其实不用捆,牧野也无逃脱可能,魔剑士肖林所释放的青气有一定催眠作用,让牧野又困又痛,只能让两个士兵架起来走。
他们走出一段距离,忽然一人在后面喊道:“走这边。”
小队长等人回头看去,那人头戴斗笠,露出刀刻般的下巴,灰衣灰裤,腰悬一柄单手剑,剑柄上是一朵生长在北地的花,有人说是魔鬼花,有人说是雪莲,可惜它雕得太小太细,看清过的人都死了。
那人指着小巷,是条近道。
“岩大人,这巷子可不太平。”小队长暗暗嘀咕,被绑着的小子到底什么来头,血斧帮三个堂主,肖林拿下,岩浪押送,柳王爷叮嘱,今儿自个可是真是责任重大。
岩浪沙哑道:“有我在,会有事吗?”
岩浪,血斧帮头号打手,掌管一个城区的堂主,虽然没看到他带任何手下,但小队长确信自己已经处于血斧帮帮众的保护之下。
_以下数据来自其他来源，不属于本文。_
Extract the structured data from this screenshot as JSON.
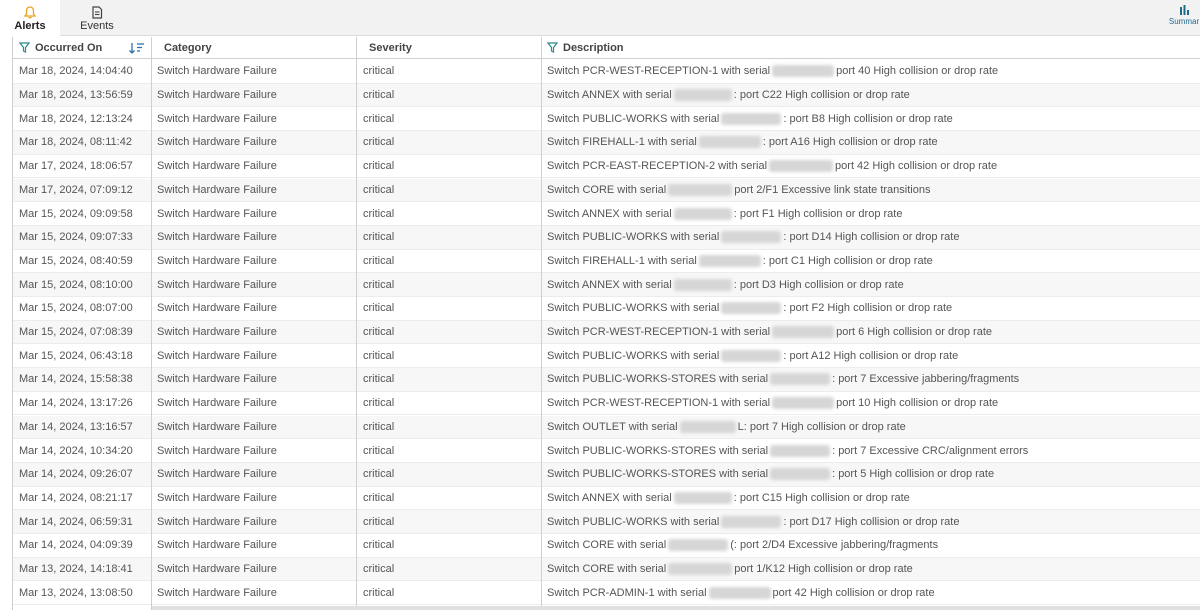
{
  "tabs": [
    {
      "label": "Alerts",
      "icon": "bell-icon"
    },
    {
      "label": "Events",
      "icon": "document-icon"
    },
    {
      "label": "Summar",
      "icon": "bar-chart-icon"
    }
  ],
  "columns": {
    "occurred_on": "Occurred On",
    "category": "Category",
    "severity": "Severity",
    "description": "Description"
  },
  "rows": [
    {
      "date": "Mar 18, 2024, 14:04:40",
      "category": "Switch Hardware Failure",
      "severity": "critical",
      "pre": "Switch PCR-WEST-RECEPTION-1 with serial",
      "post": "port 40 High collision or drop rate"
    },
    {
      "date": "Mar 18, 2024, 13:56:59",
      "category": "Switch Hardware Failure",
      "severity": "critical",
      "pre": "Switch ANNEX with serial",
      "post": ": port C22 High collision or drop rate"
    },
    {
      "date": "Mar 18, 2024, 12:13:24",
      "category": "Switch Hardware Failure",
      "severity": "critical",
      "pre": "Switch PUBLIC-WORKS with serial",
      "post": ": port B8 High collision or drop rate"
    },
    {
      "date": "Mar 18, 2024, 08:11:42",
      "category": "Switch Hardware Failure",
      "severity": "critical",
      "pre": "Switch FIREHALL-1 with serial",
      "post": ": port A16 High collision or drop rate"
    },
    {
      "date": "Mar 17, 2024, 18:06:57",
      "category": "Switch Hardware Failure",
      "severity": "critical",
      "pre": "Switch PCR-EAST-RECEPTION-2 with serial",
      "post": "port 42 High collision or drop rate"
    },
    {
      "date": "Mar 17, 2024, 07:09:12",
      "category": "Switch Hardware Failure",
      "severity": "critical",
      "pre": "Switch CORE with serial",
      "post": "port 2/F1 Excessive link state transitions"
    },
    {
      "date": "Mar 15, 2024, 09:09:58",
      "category": "Switch Hardware Failure",
      "severity": "critical",
      "pre": "Switch ANNEX with serial",
      "post": ": port F1 High collision or drop rate"
    },
    {
      "date": "Mar 15, 2024, 09:07:33",
      "category": "Switch Hardware Failure",
      "severity": "critical",
      "pre": "Switch PUBLIC-WORKS with serial",
      "post": ": port D14 High collision or drop rate"
    },
    {
      "date": "Mar 15, 2024, 08:40:59",
      "category": "Switch Hardware Failure",
      "severity": "critical",
      "pre": "Switch FIREHALL-1 with serial",
      "post": ": port C1 High collision or drop rate"
    },
    {
      "date": "Mar 15, 2024, 08:10:00",
      "category": "Switch Hardware Failure",
      "severity": "critical",
      "pre": "Switch ANNEX with serial",
      "post": ": port D3 High collision or drop rate"
    },
    {
      "date": "Mar 15, 2024, 08:07:00",
      "category": "Switch Hardware Failure",
      "severity": "critical",
      "pre": "Switch PUBLIC-WORKS with serial",
      "post": ": port F2 High collision or drop rate"
    },
    {
      "date": "Mar 15, 2024, 07:08:39",
      "category": "Switch Hardware Failure",
      "severity": "critical",
      "pre": "Switch PCR-WEST-RECEPTION-1 with serial",
      "post": "port 6 High collision or drop rate"
    },
    {
      "date": "Mar 15, 2024, 06:43:18",
      "category": "Switch Hardware Failure",
      "severity": "critical",
      "pre": "Switch PUBLIC-WORKS with serial",
      "post": ": port A12 High collision or drop rate"
    },
    {
      "date": "Mar 14, 2024, 15:58:38",
      "category": "Switch Hardware Failure",
      "severity": "critical",
      "pre": "Switch PUBLIC-WORKS-STORES with serial",
      "post": ": port 7 Excessive jabbering/fragments"
    },
    {
      "date": "Mar 14, 2024, 13:17:26",
      "category": "Switch Hardware Failure",
      "severity": "critical",
      "pre": "Switch PCR-WEST-RECEPTION-1 with serial",
      "post": "port 10 High collision or drop rate"
    },
    {
      "date": "Mar 14, 2024, 13:16:57",
      "category": "Switch Hardware Failure",
      "severity": "critical",
      "pre": "Switch OUTLET with serial",
      "post": "L: port 7 High collision or drop rate"
    },
    {
      "date": "Mar 14, 2024, 10:34:20",
      "category": "Switch Hardware Failure",
      "severity": "critical",
      "pre": "Switch PUBLIC-WORKS-STORES with serial",
      "post": ": port 7 Excessive CRC/alignment errors"
    },
    {
      "date": "Mar 14, 2024, 09:26:07",
      "category": "Switch Hardware Failure",
      "severity": "critical",
      "pre": "Switch PUBLIC-WORKS-STORES with serial",
      "post": ": port 5 High collision or drop rate"
    },
    {
      "date": "Mar 14, 2024, 08:21:17",
      "category": "Switch Hardware Failure",
      "severity": "critical",
      "pre": "Switch ANNEX with serial",
      "post": ": port C15 High collision or drop rate"
    },
    {
      "date": "Mar 14, 2024, 06:59:31",
      "category": "Switch Hardware Failure",
      "severity": "critical",
      "pre": "Switch PUBLIC-WORKS with serial",
      "post": ": port D17 High collision or drop rate"
    },
    {
      "date": "Mar 14, 2024, 04:09:39",
      "category": "Switch Hardware Failure",
      "severity": "critical",
      "pre": "Switch CORE with serial",
      "post": "(: port 2/D4 Excessive jabbering/fragments"
    },
    {
      "date": "Mar 13, 2024, 14:18:41",
      "category": "Switch Hardware Failure",
      "severity": "critical",
      "pre": "Switch CORE with serial",
      "post": "port 1/K12 High collision or drop rate"
    },
    {
      "date": "Mar 13, 2024, 13:08:50",
      "category": "Switch Hardware Failure",
      "severity": "critical",
      "pre": "Switch PCR-ADMIN-1 with serial",
      "post": "port 42 High collision or drop rate"
    }
  ],
  "colors": {
    "accent": "#e8a21a",
    "filter": "#2f8a8a",
    "sort": "#2a6fb0"
  }
}
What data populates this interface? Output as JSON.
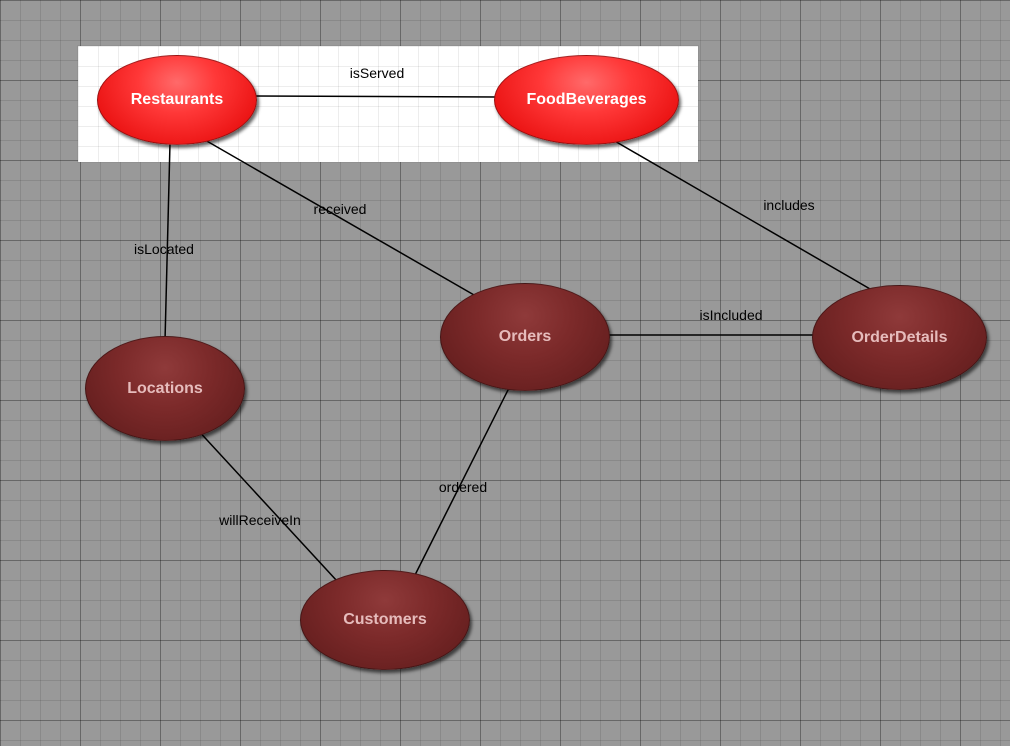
{
  "diagram": {
    "nodes": {
      "restaurants": {
        "label": "Restaurants"
      },
      "foodBeverages": {
        "label": "FoodBeverages"
      },
      "locations": {
        "label": "Locations"
      },
      "orders": {
        "label": "Orders"
      },
      "orderDetails": {
        "label": "OrderDetails"
      },
      "customers": {
        "label": "Customers"
      }
    },
    "edges": {
      "isServed": {
        "label": "isServed"
      },
      "received": {
        "label": "received"
      },
      "includes": {
        "label": "includes"
      },
      "isLocated": {
        "label": "isLocated"
      },
      "isIncluded": {
        "label": "isIncluded"
      },
      "willReceiveIn": {
        "label": "willReceiveIn"
      },
      "ordered": {
        "label": "ordered"
      }
    }
  },
  "colors": {
    "brightNode": "#ff2a2a",
    "darkNode": "#7a2a2a",
    "canvasBg": "#999999",
    "edge": "#000000"
  }
}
“那就有劳岩大人陪同了。”小队长不敢怠慢,带着队伍走入小巷。走不多时,忽觉周围人声俱寂,气氛有异,仔细一看,周围弥漫着淡淡黑气。
“这战技,不就是相传岩浪大人的苍灭剑吗?”小队长还未反应来,头上挨了重重一下,昏死过去。
牧野见岩浪几个起落便打倒了士兵,正自惊奇,身体一松,原来是绳子已被切断。
好快的剑,完全没看见,比阿兹苏还快吗?
岩浪的剑确实快如鬼魅,但牧野没瞧见出招,更多的是头昏脑胀之际,反应不过来之故。
岩浪一只手抓起牧野,便即发奔,黑气缠绕,牧野只觉头晕目眩,索性闭眼不看。也不知过了多久,岩浪带着牧野进了一间正正方方的屋子,牧野才缓缓睁开眼。
屋子不大,一半堆满杂物,一半空落落的,墙角放着不知名的精密仪器。牧野曾听到锡金士兵称呼岩浪,对岩浪恭敬道:“谢谢岩大人。”
岩浪让牧野坐在一堆杂物上,说道:“你叫什么名字?”
“牧野。”
“在国王大道上,你说那名女子是棉格人,缘从何来?”
牧野解释道:“她叫温温,是夜刃团阿兹苏的手下。”
“就是棉格上任影王创建的夜刃团?我听说他们袭击了天柱山。”
牧野惨然道:“我就是龙族人。”当下,牧野将龙寨发生的事简要说了。岩浪对此事早有耳闻,但从亲历人口中听到诸多细节又有不同,饶是他杀人无数,对这般预谋屠杀也为之心惊。
对夜刃团共鸣阵法一事,岩浪尤为在意,他说道:“原来棉格人能在轻甲上附魔共鸣符文了,怪不得黑曜石成了违禁品,不准再买卖。”
牧野同意道:“这样最好,棉格人在都图遗迹发现了金山,没什么买不到的,不准买卖就断了他们念想。”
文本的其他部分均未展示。